[pa] Living close to a mobile phone mast does not increase the chance of a pregnant woman's baby developing cancer before he or she reaches the age of five, a study from Imperial College London has found.
Researchers looked at almost 7,000 children and found those who developed cancer aged four or younger were no more likely to have a birth address close to a mast than their peers.
The study included 1,397 British children aged up to four who were registered with leukaemia or a tumour in the brain or central nervous system between 1999 and 2001.
The proximity of their birth address to a mast was compared to that of four healthy children of the same gender who were born on the same day, chosen randomly to act as controls.
Professor Paul Elliott, director of the MRC-HPA Centre for Environment and Health at Imperial College London and the study's lead author, said: "People are worried that living near a mobile phone mast might affect their children's health.
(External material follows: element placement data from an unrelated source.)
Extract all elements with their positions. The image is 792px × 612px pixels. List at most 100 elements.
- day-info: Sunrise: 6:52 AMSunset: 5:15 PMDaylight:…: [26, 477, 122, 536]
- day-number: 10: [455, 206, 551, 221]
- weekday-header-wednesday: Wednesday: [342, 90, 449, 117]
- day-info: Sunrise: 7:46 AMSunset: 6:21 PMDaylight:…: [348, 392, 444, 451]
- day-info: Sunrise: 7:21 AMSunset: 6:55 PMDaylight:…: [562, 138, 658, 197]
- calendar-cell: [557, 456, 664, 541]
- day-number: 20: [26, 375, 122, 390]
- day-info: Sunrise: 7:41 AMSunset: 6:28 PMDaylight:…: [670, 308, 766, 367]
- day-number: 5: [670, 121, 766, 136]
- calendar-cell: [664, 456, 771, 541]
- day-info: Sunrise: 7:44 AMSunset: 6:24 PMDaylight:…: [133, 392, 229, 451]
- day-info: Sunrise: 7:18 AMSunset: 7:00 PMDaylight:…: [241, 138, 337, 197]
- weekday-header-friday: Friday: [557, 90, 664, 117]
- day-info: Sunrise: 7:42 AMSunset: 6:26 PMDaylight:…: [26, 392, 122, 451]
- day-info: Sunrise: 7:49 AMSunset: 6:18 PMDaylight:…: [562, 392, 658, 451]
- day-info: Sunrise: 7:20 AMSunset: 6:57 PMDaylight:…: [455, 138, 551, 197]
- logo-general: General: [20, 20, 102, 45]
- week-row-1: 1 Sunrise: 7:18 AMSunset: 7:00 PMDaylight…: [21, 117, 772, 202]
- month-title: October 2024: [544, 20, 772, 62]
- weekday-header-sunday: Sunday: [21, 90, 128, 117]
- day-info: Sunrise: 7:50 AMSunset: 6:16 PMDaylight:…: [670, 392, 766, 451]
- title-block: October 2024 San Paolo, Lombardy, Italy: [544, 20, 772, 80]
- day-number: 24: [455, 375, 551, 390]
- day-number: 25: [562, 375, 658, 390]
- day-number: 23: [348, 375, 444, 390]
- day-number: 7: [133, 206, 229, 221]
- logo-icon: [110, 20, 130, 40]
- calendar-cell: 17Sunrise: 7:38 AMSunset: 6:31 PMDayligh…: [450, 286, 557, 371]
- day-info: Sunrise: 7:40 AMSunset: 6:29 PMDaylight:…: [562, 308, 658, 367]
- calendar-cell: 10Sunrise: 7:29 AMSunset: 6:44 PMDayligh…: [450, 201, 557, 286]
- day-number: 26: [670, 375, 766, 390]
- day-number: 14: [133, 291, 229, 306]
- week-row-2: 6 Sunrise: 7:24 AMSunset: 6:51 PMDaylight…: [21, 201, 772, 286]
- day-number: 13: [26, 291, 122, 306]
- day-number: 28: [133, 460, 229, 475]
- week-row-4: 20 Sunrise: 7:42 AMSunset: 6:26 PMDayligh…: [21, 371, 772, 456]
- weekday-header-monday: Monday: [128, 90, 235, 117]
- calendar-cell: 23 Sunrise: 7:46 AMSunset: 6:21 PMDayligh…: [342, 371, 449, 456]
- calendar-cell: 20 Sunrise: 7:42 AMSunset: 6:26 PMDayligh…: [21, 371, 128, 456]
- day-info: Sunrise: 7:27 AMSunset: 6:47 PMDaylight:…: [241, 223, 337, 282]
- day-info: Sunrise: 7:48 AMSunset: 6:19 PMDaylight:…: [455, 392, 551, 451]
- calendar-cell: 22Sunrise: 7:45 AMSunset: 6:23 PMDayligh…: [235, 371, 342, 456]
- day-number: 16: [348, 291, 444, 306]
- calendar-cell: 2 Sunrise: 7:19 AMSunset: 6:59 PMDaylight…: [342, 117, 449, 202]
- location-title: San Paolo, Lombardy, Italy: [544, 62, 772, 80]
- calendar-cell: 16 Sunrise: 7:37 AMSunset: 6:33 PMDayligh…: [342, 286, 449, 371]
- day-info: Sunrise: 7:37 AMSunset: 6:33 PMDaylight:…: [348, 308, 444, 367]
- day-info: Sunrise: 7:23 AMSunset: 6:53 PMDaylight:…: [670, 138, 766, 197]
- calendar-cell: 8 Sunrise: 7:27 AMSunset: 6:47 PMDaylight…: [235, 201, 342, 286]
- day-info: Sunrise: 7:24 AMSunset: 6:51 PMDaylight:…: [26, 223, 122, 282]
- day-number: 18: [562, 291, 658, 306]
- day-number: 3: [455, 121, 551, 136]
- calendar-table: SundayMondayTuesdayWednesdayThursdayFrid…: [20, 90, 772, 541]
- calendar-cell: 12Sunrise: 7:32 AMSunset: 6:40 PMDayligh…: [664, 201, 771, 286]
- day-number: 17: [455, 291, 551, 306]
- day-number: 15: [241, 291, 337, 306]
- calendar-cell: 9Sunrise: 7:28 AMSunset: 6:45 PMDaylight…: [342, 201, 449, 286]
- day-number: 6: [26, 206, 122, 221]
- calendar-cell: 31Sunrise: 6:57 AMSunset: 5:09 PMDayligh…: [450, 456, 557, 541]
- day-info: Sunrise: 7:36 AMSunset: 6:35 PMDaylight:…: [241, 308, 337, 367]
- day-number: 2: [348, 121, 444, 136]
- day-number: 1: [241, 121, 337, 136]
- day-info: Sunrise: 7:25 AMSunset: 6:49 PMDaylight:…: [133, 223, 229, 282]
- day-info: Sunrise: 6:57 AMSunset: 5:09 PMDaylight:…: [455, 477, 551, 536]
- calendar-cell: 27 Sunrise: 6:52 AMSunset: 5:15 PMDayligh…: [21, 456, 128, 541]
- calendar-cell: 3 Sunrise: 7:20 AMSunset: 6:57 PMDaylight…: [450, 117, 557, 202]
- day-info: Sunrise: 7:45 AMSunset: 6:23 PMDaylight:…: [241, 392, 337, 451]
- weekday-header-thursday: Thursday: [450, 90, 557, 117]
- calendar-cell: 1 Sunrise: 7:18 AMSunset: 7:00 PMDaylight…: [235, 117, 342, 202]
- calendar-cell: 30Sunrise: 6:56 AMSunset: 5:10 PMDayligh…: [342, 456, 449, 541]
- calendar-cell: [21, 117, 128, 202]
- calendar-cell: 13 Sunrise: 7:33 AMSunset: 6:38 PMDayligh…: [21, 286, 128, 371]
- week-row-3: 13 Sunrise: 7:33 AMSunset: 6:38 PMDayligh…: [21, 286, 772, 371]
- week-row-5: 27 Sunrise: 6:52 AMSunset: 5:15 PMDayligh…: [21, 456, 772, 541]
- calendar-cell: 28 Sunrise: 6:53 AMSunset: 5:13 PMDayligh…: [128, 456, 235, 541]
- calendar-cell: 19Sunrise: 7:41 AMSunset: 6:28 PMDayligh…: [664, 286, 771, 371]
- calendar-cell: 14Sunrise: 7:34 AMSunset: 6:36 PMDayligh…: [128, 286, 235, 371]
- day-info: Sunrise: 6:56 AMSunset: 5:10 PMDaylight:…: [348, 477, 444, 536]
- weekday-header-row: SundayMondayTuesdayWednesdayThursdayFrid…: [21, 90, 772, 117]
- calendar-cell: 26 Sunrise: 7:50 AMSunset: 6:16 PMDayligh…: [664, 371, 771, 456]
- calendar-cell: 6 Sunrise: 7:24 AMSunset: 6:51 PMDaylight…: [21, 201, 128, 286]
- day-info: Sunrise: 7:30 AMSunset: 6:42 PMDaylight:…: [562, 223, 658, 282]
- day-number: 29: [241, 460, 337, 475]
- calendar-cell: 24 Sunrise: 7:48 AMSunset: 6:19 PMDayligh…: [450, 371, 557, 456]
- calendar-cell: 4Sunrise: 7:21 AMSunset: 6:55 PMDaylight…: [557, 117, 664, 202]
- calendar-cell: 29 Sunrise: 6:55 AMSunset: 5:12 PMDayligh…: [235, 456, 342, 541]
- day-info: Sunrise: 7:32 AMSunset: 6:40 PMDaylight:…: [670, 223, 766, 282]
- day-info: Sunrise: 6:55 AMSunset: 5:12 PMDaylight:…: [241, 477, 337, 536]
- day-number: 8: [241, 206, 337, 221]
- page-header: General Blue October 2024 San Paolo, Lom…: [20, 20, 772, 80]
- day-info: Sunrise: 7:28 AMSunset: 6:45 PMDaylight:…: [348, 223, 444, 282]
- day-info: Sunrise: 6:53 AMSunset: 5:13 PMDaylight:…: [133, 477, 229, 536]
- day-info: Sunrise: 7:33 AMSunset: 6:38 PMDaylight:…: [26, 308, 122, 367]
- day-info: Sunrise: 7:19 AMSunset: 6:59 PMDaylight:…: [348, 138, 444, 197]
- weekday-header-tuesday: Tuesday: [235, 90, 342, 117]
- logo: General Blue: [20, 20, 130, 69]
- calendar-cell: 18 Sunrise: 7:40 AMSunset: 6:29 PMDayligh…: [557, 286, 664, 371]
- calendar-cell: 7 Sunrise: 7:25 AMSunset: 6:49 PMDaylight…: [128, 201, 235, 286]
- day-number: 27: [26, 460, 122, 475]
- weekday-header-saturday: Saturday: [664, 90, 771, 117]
"We looked at this question with respect to risk of cancers in young children. We found no pattern to suggest that the children of mums living near a base station during pregnancy had a greater risk of developing cancer than those who lived elsewhere."
The study, published on the website of the BMJ medical journal, is the largest of its kind and was funded by the Mobile Telecommunications and Health Research (MTHR) programme.
Researchers only considered the address the mother was living at when the baby was born as information on any previous or subsequent addresses was not available.
The information came from national registers and researchers did not have individual contact with families.
Prof Elliott is principal investigator for the UK arm of the cohort study on mobile communications (COSMOS), which launched in April 2010 and will run for 20 to 30 years, following the health of around 250,000 participants in five European countries.